Puis vint la grave question du costume. La toilette thibétaine, c’est-à-dire le casque en peau de loup et la longue tunique en pelleterie, n’était plus de mise dans le Sse-tchouen. Les Chinois n’auraient eu qu’une fort piètre idée de gens aussi mal vêtus. Les voyageurs se firent donc confectionner de belles robes bleu de ciel, selon la dernière mode de Pékin, et ils chaussèrent de magnifiques bottes en satin noir ornées de hautes semelles. Ils auraient pu à la rigueur se contenter de cet accoutrement, qui devait commander partout la considération et le respect; ils imaginèrent cependant d’y joindre une large ceinture rouge et une calotte jaune brodée, du sommet de laquelle pendaient de longs épis de soie rouge.

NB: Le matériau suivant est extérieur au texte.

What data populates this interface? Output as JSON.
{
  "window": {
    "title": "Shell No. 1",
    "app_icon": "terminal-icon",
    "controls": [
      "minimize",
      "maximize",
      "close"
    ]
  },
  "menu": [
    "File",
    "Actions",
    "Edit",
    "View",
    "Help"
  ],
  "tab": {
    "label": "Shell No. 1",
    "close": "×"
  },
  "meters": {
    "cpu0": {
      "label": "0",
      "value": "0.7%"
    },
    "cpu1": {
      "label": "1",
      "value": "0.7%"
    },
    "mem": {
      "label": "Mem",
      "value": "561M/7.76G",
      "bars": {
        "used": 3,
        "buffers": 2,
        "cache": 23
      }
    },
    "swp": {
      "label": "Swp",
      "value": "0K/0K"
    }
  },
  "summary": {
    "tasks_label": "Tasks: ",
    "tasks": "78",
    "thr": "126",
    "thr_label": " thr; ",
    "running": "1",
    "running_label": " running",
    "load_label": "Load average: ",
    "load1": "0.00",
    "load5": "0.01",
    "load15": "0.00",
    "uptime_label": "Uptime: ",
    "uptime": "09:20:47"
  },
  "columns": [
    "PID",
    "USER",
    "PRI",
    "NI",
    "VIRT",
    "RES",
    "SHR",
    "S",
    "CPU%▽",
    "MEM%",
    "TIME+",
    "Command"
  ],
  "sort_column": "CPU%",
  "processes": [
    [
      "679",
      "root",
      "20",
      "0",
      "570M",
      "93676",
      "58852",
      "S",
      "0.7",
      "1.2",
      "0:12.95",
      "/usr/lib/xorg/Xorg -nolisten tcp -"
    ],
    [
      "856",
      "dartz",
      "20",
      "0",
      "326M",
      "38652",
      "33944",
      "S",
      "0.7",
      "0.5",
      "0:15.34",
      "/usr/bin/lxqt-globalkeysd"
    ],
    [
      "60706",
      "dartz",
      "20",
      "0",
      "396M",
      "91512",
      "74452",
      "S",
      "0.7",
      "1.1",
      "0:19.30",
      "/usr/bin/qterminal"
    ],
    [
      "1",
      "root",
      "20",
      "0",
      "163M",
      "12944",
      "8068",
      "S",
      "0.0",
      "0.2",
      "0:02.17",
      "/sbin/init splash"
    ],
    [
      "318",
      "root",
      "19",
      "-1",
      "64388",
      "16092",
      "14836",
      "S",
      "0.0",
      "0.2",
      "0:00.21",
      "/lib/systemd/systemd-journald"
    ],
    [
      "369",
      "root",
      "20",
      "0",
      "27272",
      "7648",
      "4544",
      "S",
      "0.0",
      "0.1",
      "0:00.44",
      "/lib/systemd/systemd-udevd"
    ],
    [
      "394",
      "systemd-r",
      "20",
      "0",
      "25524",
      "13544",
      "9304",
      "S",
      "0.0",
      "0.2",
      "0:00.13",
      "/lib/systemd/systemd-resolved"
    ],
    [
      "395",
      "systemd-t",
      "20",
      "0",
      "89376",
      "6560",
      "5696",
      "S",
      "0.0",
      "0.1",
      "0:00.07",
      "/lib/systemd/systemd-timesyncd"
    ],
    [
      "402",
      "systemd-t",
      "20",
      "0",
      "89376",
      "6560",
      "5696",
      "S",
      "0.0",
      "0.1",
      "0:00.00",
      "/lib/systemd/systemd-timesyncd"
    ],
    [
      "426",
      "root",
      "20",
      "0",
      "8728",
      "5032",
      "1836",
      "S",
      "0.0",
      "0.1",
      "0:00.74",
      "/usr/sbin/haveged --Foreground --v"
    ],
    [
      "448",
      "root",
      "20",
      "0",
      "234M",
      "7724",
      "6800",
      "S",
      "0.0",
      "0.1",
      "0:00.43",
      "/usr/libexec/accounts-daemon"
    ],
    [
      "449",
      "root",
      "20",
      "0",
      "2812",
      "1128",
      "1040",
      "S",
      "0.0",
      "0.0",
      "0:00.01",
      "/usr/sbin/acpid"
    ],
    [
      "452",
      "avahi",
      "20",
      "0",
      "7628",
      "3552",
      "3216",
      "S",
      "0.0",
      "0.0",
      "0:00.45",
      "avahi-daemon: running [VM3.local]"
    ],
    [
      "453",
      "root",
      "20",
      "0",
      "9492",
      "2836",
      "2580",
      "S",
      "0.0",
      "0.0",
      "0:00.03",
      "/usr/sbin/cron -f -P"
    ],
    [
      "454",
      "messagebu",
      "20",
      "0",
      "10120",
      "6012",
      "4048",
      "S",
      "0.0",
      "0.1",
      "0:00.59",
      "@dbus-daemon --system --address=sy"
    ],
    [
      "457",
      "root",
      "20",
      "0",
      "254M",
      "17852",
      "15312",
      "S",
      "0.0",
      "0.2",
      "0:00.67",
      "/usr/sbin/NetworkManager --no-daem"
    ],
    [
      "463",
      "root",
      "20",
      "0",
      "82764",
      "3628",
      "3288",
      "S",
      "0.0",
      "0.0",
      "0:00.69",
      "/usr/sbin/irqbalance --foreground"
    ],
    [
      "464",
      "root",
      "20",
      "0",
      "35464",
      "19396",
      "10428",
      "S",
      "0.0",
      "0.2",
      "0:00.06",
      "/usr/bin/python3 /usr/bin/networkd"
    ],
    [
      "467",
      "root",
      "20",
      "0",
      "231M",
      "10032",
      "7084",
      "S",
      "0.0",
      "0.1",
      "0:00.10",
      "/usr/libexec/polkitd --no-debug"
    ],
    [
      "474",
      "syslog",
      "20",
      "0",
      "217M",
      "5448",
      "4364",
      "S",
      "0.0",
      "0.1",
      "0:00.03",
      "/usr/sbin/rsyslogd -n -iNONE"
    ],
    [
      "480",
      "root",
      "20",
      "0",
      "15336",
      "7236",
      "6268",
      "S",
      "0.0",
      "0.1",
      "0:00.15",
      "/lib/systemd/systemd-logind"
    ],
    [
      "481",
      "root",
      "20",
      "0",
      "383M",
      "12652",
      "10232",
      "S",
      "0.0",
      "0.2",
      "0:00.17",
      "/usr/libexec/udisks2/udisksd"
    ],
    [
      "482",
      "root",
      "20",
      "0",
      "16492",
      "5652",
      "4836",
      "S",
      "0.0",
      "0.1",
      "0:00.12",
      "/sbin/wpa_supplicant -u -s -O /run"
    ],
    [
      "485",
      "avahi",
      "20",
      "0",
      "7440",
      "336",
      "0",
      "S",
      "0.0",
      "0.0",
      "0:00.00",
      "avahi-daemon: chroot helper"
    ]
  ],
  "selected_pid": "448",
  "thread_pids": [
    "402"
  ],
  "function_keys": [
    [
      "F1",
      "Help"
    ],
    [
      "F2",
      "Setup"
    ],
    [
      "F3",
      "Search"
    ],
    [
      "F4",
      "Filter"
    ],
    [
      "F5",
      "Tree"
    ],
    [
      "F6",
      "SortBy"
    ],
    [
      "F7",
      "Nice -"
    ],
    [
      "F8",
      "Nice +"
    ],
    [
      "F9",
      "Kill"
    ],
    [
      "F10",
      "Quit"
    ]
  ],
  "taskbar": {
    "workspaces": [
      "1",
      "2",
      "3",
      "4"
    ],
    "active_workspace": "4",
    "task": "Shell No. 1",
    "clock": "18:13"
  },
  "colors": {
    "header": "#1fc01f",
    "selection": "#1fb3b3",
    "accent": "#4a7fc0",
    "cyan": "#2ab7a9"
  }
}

Pour le coup, les mandarins de Ta-tsien-lou trouvèrent l’idée exorbitante. Une ceinture rouge, un bonnet jaune! mais ce sont là les attributs de la famille impériale ! Le livre des rites est formel sur ce point. Impossible de tolérer une infraction aussi monstrueuse aux lois, aux coutumes et aux costumes de l’empire; il faut ôter ceinture et bonnet. Bref, ce fut autour des deux Européens une véritable émeute. M. Huc déclara qu’en sa qualité d’étranger il demeurait libre de s’habiller à sa guise, et qu’il ne ferait plus un pas sans avoir sa ceinture rouge et sa calotte jaune. Ce dernier argument était péremptoire, car les mandarins désiraient par-dessus tout être débarrassés d’hôtes aussi incommodes. Ceux-ci purent donc s’éloigner triomphalement de Ta-tsien-lou dans leurs palanquins et avec les vêtemens que vous savez.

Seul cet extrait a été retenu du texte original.